Muslim leaders condemn French attack, but fail to grapple with root causes

Unequivocal condemnations fall short of soul-searching over the ideological motivation of Paris massacre

Elhanan Miller is the former Arab affairs reporter for The Times of Israel

Sheikh Youssef Qaradawi speaks to a crowd in Cairo's Tahrir Square, February 2, 2014 (Khalil Hamra/AP)
Sheikh Youssef Qaradawi speaks to a crowd in Cairo's Tahrir Square, February 2, 2014 (Khalil Hamra/AP)

Many leading Muslim clerics and thinkers unequivocally condemned the terror attack on satirical French newspaper Charlie Hebdo Wednesday, but have largely fallen short of criticizing the Islamist ideology that led to the attacks.

“We, scholars of the Islamic nation, strongly condemn any action that sheds the blood of innocents, spreading corruption on earth, whoever the perpetrators are and whatever their religion,” wrote Sheikh Youssef Qaradawi, a Qatar-based Sunni cleric and head of the International Union of Muslim Scholars, on his Twitter account.

Citing verses from the Quran that prohibit murder, he stressed that “our holy religion respects human life and safeguards it, prohibiting and attack, which is considered a major sin.
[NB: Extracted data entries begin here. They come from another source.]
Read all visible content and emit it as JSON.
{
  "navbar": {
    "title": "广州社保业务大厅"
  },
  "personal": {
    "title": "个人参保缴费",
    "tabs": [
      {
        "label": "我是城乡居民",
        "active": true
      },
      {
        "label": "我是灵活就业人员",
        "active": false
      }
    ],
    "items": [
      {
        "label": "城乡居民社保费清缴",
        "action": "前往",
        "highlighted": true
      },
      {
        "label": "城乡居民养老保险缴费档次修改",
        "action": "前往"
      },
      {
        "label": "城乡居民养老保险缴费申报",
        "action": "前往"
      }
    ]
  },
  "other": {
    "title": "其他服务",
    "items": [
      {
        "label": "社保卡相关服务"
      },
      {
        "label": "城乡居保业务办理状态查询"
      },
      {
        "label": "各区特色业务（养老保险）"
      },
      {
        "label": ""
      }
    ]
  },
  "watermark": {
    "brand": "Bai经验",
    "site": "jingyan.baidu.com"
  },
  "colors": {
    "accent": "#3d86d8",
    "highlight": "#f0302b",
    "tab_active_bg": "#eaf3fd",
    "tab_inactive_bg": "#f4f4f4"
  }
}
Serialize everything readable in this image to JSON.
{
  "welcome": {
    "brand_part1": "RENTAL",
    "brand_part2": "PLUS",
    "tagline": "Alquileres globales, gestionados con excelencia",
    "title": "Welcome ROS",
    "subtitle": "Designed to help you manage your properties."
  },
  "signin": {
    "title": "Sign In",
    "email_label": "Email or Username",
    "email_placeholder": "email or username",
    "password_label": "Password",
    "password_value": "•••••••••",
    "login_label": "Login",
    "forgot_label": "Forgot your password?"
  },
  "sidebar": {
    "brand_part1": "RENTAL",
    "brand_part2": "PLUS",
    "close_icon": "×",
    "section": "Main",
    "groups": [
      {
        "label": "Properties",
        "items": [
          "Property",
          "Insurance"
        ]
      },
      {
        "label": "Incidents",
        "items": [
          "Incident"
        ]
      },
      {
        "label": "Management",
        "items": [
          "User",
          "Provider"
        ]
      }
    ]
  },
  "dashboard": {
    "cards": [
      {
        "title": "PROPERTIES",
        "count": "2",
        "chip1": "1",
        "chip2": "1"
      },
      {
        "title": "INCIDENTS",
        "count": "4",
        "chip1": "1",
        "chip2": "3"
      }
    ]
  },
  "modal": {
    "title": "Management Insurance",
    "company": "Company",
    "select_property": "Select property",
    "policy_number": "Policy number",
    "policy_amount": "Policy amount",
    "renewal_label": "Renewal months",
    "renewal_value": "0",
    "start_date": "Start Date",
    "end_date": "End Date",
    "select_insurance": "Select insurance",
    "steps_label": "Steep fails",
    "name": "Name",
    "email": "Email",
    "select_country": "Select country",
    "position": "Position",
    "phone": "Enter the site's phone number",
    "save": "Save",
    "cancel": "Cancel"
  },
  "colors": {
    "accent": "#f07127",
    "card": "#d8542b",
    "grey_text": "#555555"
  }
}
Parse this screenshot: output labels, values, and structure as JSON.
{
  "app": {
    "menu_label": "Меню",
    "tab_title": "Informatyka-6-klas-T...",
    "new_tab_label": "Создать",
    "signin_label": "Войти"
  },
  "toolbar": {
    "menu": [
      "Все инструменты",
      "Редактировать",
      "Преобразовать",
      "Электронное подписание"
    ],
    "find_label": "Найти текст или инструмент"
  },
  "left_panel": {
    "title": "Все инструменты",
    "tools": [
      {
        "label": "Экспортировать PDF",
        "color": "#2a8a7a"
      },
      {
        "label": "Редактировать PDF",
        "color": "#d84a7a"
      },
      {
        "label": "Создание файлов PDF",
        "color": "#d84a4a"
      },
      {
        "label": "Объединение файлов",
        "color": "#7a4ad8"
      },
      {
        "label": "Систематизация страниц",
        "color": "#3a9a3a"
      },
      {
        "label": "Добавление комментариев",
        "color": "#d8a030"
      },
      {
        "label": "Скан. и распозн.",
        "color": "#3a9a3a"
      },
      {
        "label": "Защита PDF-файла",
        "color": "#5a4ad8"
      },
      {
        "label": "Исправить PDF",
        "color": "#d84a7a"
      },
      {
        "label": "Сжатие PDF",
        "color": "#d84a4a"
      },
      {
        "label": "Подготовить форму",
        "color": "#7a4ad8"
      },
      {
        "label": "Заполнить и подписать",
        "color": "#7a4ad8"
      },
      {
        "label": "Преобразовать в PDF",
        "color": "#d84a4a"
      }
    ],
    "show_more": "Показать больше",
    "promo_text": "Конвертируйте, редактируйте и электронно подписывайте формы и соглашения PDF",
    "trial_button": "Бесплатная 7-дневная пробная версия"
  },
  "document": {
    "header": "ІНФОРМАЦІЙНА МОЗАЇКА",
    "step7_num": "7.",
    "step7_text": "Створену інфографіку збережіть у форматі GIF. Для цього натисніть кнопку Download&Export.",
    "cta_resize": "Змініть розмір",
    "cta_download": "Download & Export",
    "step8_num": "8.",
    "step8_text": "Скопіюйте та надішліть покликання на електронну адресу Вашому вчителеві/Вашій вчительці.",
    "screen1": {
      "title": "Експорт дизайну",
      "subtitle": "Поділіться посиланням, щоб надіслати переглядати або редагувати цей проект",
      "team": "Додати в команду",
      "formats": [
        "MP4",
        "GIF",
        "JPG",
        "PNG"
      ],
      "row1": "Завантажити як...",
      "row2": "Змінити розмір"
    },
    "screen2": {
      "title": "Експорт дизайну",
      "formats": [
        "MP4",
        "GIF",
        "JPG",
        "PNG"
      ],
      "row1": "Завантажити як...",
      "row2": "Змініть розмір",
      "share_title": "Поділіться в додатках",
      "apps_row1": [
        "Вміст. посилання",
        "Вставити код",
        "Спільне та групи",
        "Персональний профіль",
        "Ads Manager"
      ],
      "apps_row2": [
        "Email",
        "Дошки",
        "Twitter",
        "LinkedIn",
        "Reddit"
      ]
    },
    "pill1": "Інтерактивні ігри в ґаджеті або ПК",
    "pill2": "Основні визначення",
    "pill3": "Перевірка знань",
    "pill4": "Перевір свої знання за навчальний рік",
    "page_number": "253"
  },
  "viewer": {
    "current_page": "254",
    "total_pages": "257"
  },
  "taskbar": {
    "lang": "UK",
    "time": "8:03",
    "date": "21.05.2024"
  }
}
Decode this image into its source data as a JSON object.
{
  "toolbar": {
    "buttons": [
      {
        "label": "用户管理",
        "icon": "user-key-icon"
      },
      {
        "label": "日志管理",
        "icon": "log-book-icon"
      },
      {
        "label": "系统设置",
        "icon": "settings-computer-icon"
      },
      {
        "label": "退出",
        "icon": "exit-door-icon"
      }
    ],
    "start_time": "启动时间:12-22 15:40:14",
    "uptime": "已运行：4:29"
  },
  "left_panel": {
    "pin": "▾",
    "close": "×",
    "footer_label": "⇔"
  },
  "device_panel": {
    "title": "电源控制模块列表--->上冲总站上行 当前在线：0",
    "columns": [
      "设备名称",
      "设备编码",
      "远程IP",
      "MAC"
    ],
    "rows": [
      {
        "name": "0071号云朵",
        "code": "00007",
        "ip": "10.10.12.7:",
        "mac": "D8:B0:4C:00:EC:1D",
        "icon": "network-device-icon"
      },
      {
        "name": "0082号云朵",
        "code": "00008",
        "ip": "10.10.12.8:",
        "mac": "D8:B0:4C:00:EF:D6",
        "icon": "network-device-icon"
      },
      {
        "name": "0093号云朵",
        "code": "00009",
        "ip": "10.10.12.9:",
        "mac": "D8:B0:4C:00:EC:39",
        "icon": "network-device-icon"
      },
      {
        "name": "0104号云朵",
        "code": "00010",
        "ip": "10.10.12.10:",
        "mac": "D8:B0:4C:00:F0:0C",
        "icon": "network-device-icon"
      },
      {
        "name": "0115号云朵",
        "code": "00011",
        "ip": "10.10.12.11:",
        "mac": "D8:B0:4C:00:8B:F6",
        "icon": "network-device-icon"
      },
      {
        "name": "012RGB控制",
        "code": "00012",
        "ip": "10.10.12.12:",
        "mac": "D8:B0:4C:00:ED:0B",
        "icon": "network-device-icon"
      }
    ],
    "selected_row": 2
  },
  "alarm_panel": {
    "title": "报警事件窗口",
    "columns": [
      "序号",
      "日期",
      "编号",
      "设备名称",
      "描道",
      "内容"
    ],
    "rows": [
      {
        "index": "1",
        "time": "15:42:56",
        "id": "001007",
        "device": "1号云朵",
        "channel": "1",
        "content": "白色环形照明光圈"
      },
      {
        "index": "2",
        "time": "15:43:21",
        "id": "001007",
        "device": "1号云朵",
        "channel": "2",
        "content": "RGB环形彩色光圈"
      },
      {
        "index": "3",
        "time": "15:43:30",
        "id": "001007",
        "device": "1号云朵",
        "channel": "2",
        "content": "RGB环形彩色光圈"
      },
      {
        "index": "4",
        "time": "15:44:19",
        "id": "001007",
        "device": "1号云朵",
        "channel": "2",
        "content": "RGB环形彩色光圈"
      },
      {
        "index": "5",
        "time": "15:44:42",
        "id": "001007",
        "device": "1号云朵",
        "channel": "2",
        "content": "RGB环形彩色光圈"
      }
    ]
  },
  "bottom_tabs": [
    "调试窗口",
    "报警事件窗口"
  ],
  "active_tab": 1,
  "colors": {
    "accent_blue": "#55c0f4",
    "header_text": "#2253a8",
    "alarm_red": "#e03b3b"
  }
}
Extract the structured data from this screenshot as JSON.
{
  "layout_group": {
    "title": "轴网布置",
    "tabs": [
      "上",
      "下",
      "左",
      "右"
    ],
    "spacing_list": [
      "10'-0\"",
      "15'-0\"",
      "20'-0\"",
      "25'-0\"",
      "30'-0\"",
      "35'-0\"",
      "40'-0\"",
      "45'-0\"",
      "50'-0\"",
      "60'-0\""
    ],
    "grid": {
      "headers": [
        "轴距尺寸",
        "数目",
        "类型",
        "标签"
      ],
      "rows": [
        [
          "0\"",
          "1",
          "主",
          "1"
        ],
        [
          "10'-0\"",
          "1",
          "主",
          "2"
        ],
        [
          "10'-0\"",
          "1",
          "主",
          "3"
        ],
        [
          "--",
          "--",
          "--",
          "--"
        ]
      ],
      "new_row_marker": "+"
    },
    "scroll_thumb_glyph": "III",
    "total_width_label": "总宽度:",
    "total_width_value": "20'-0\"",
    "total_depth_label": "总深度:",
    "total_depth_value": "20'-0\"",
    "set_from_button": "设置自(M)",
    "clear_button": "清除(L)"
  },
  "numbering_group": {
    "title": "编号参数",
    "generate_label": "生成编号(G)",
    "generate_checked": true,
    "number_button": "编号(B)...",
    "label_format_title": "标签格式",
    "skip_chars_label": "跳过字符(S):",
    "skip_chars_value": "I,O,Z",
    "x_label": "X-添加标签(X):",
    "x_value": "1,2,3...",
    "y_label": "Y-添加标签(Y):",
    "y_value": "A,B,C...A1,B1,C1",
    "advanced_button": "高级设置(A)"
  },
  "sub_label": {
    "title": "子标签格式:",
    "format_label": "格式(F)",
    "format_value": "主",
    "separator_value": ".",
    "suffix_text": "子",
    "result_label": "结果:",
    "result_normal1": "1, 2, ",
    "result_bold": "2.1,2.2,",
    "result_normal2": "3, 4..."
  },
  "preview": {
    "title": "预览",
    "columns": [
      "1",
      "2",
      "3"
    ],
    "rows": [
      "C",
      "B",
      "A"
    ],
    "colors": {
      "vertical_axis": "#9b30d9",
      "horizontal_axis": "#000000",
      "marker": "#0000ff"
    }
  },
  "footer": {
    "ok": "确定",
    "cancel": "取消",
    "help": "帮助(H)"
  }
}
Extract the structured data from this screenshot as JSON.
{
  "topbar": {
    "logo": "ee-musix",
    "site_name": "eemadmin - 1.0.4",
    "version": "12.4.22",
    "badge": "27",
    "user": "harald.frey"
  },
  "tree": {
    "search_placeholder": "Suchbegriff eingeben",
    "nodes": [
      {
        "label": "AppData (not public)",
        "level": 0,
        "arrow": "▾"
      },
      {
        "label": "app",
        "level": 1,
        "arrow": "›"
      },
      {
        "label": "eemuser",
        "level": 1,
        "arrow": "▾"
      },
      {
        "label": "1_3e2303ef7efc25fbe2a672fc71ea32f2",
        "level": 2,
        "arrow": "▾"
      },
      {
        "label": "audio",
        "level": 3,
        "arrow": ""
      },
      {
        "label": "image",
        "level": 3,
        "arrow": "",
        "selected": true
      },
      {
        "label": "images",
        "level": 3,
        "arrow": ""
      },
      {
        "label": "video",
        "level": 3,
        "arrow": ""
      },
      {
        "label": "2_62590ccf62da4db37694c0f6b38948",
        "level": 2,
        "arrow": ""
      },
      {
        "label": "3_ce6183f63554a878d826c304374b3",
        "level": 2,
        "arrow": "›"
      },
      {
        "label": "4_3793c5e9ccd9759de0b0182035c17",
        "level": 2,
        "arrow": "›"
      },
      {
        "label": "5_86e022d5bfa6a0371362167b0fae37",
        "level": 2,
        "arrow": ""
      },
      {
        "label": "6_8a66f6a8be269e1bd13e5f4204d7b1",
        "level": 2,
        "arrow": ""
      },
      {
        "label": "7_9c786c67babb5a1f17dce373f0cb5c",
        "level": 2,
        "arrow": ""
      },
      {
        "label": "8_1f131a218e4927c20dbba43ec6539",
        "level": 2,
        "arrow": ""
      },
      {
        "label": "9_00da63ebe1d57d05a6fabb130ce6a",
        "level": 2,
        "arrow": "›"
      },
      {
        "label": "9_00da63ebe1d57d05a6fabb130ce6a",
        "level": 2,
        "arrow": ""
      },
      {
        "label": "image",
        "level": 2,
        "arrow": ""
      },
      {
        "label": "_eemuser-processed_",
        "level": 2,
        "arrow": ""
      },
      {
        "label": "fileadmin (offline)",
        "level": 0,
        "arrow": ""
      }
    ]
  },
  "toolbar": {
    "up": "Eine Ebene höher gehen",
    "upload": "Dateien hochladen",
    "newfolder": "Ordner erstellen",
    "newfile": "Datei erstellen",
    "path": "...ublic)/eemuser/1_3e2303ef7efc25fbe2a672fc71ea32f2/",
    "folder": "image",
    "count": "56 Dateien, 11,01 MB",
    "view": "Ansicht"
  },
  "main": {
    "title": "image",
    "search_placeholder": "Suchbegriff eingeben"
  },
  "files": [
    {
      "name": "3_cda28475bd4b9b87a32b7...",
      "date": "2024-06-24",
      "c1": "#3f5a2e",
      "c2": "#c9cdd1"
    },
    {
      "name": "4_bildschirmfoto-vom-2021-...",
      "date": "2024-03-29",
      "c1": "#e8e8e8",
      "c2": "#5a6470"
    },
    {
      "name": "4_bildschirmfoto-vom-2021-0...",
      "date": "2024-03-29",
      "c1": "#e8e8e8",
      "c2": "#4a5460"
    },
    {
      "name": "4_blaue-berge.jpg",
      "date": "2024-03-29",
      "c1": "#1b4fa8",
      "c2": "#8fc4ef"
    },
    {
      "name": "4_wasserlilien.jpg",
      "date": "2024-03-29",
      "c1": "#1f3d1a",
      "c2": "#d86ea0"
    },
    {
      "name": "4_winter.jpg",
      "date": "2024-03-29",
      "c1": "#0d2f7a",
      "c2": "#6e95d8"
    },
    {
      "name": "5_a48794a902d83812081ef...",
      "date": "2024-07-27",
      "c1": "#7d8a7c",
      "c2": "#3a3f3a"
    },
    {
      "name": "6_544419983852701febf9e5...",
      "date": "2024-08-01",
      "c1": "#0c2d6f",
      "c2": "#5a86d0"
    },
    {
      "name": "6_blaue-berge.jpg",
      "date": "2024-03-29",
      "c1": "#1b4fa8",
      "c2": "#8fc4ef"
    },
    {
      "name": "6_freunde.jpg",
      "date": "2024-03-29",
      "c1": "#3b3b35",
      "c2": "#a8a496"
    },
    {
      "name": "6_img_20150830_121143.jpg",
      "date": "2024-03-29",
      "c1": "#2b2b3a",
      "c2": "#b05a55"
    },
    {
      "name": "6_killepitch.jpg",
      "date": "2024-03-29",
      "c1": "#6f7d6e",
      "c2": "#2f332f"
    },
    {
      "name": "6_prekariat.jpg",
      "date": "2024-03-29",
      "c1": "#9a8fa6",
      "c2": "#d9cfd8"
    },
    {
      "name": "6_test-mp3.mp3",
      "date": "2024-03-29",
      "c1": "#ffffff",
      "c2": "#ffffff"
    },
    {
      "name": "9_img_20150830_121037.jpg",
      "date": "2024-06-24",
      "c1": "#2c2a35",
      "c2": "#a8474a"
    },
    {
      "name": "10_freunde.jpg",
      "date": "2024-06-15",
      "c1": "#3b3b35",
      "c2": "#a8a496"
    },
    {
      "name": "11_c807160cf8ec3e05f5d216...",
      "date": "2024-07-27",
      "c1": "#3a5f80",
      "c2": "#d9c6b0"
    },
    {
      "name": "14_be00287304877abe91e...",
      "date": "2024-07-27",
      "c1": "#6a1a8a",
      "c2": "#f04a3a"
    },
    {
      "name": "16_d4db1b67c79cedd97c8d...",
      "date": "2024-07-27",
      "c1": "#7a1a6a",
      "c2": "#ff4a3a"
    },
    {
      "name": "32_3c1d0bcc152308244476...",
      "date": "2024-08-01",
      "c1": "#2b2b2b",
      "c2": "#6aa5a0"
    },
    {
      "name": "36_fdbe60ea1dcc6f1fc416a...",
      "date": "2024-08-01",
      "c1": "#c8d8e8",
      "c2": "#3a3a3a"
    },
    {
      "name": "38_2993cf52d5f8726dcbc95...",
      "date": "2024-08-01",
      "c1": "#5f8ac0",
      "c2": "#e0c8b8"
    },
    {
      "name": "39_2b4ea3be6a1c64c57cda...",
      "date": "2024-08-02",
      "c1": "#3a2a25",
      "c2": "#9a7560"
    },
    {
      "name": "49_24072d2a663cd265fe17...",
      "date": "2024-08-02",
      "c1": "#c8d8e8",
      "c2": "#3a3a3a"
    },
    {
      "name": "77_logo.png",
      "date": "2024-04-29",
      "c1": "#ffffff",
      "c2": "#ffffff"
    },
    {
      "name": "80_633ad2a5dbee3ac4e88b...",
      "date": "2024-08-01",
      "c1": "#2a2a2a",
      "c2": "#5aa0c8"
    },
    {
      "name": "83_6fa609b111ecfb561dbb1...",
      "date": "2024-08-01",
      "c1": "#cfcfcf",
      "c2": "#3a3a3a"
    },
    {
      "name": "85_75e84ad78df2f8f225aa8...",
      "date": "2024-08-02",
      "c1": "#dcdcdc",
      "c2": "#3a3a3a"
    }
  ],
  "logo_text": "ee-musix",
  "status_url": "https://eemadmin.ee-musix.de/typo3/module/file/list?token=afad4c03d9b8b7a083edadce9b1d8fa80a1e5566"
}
It bans the indiscriminate killing of people.”

Similar condemnations emerged from Al-Azhar University, Egypt’s top religious institution, and from Saudi Arabia, whose official news agency deplored “the cowardly terror attack, which goes against the Islamic faith as is does against all other religions.”

But while wall-to-wall condemnation emerged in official Islamic circles, there was little public soul-searching surrounding the ideological and doctrinal root causes of the violent attack.

British Muslims hold placards as they demonstrate across the street from the French Embassy in London against the publication of caricatures of Islam's Prophet Muhammad by a French satirical weekly, Sept. 21, 2012 (photo credit: AP/Lefteris Pitarakis)
British Muslims hold placards as they demonstrate across the street from the French Embassy in London against the publication of caricatures of Islam’s Prophet Muhammad by a French satirical weekly, Sept. 21, 2012 (photo credit: AP/Lefteris Pitarakis)

In condemning the attack, Ali Al-Qaradaghi, secretary-general of the International Union of Muslim Scholars, expressed concern that the attack will “aggravate the state of strife between all divine religions.”

God in the Quran had suspended the judgment of infidels and sinners to the Day of Resurrection, Qaradaghi wrote, “therefore disagreements in opinion should be dealt with through debate and not through weapons and killing.”

“Whatever opinions the newspaper advocated, they cannot be opposed by killing and criminality,” he added. “Terror has no religion.”

Muslim scholar Tariq Ramadan speaks at Cooper Union in New York, Thursday, April 8, 2010 (photo credit: AP/Kathy Willens)
Muslim scholar Tariq Ramadan speaks at Cooper Union in New York, Thursday, April 8, 2010 (photo credit: AP/Kathy Willens)

Ibrahim Nagm, an adviser to Egypt’s Grand Mufti Shawki Allam, warned “the French public and especially the media” not to rush and blame Muslims for the attack Wednesday, so as to avoid “a deep rupture and the spread of hatred, violence and oppression of Muslims in France,” Egypt’s official news agency reported.

Tariq Ramadan, the Geneva-based grandson of Muslim Brotherhood founder Hassan al-Banna and a professor of contemporary Islamic studies at Oxford University, told his 1.27 million followers on Facebook that the attackers have tarnished the Islamic faith.

“Contrary to what was apparently said by the killers in the bombing [sic] of Charlie Hebdo’s headquarters, it is not the Prophet who was avenged. It is our religion, our values and Islamic principles that have been betrayed and tainted,” Ramadan wrote. “My condemnation is absolute and my anger is profound against this horror!”